A world of water: rain, rivers and seas in Southeast Asian by P Boomgaard

By P Boomgaard

Water, in its many guises, has regularly performed a robust function in shaping Southeast Asian histories, cultures, societies, and economies. those essays signify a wide diversity of ways to the learn of Southeast Asia with water because the critical subject matter. because it used to be uncovered to the ocean, the quarter used to be extra obtainable to outdoor political, financial and cultural affects than many landlocked parts. easy accessibility via sea routes additionally influenced exchange. notwithstanding, an identical easy accessibility made Southeast Asia susceptible to political keep watch over by means of powerful outsiders. the ocean is, additionally, a resource of nutrition, but additionally of many dangers. even as, Southeast Asian societies and cultures are faced with and permeated via "water from heaven" within the kind of rain, flash floods, irrigation water, water in rivers, brooks, and swaps, water-driven energy crops, and pumped or piped water, as well as water as a provider of sewage and toxins. eventually, the quantity bargains with the function of water in class structures, ideals, myths, sickness, and therapeutic.

Show description

Read Online or Download A world of water: rain, rivers and seas in Southeast Asian histories PDF

Similar oceans & seas books

Life along the Inner Coast: A Naturalist's Guide to the Sounds, Inlets, Rivers, and Intracoastal Waterway from Norfolk to Key West

For many years, marine scientists Robert and Alice Jane Lippson have traveled the interior Coast—the rivers, backwaters, sounds, bays, lagoons, and inlets stretching from the Chesapeake Bay to the Florida Keys—aboard their trawler, Odyssey . The fruits in their leisurely trips, lifestyles alongside the interior Coast is a guidebook to the crops, animals, and habitats present in essentially the most biologically varied areas on the earth.

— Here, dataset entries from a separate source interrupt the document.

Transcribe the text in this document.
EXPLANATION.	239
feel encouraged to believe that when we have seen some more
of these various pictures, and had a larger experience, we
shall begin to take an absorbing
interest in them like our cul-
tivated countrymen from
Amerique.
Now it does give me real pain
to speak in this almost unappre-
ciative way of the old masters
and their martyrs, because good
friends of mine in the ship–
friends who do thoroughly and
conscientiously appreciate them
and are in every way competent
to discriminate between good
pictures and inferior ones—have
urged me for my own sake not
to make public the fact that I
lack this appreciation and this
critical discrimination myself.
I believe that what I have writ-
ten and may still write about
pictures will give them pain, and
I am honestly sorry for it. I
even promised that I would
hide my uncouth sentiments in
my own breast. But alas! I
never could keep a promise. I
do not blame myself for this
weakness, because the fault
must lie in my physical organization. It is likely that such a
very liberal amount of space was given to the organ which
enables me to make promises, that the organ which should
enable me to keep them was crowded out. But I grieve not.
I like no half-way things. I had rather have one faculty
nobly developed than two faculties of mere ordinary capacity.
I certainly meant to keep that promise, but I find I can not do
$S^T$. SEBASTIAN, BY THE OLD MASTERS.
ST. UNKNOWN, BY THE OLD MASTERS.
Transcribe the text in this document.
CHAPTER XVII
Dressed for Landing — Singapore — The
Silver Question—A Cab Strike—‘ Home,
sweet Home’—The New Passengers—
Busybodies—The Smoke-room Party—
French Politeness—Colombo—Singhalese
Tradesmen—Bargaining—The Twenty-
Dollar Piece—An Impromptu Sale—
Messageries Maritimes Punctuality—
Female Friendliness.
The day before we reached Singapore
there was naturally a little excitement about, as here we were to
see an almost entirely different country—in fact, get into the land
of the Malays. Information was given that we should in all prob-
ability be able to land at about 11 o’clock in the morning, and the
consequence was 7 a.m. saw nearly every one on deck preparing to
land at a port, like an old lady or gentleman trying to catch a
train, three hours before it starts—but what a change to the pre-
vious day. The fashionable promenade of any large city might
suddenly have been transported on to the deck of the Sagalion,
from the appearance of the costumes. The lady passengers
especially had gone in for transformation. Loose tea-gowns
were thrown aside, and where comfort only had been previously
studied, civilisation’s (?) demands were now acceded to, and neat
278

Marine Mineral Resources (Ocean Management and Policy)

In the past century, scientists, international statesmen, and overseas marketers became more and more conscious of the opportunity of the oceans as a resource of minerals. This booklet offers an authoritative photograph of the present country of marine mineral extraction. a big paintings of reference, it will likely be crucial analyzing for either these engaged in maritime reviews and for pro agencies curious about the extraction of underwater minerals.

World Fisheries: A Social-Ecological Analysis (Fish and Aquatic Resources)

This interesting new booklet grew out of a world symposium held at FAO, Rome in July 2008, however it is not only a set of papers from that symposium. relatively, the e-book brings jointly paintings on social-ecological marine study that cuts throughout disciplines, identifies key universal parts and ways that advertise resilience of marine social-ecological structures within the face of worldwide alterations, and issues to subsequent steps.

Extra info for A world of water: rain, rivers and seas in Southeast Asian histories

Example text

From a European perspective it all seemed fairly straightforward. There was an undoubted shift mid-century, with the Dutch East India Company and Indian shippers losing ground to English (or Scots) and, somewhat later, American, country-traders. This applied in both the Bay of Bengal and the South China Sea, where commodities like tea and opium became increasingly important. This cold wind was felt most obviously by the Indian skippers. As Ashin Das Gupta (1987:140) observed, ‘Asian ship-owners had always found it difficult to compromise with the Europeans because of the competition for the carrying trade, while the shore-based merchant had found accommodation both possible and often desirable’.

S. Arasaratnam (1987:113) concludes that while Southeast Asia’s commerce with Gujerat may not have grown in the seventeenth century, it did not decline. Coromandel’s age-old commerce with Southeast Asia, notably Malacca, the Burmese and Thai coasts, as well as Malayan ports (Kedah, Perak, Johor), Aceh, Jambi and Banten, remained so profitable that east Indian merchants persisted in visiting there despite tariffs and fees imposed in Dutch controlled ports. Coromandel trade with the independent states of mainland Southeast Asia flourished.

Howard Dick (1987:5) notes that between 1869 and 1879 ‘the tonnage of steamships entering Singapore increased fivefold while that of sailing vessels (excluding Malay craft) declined by more than a quarter’. Steam also made its appearance on the great rivers, a notable example being Burma’s state-subsidized Irrawaddy Flotilla Company. 35 But in later decades the military, industrial and managerial skills of the Europeans gave them crushing advantages in that increasing number of sectors that they found both interesting and accessible.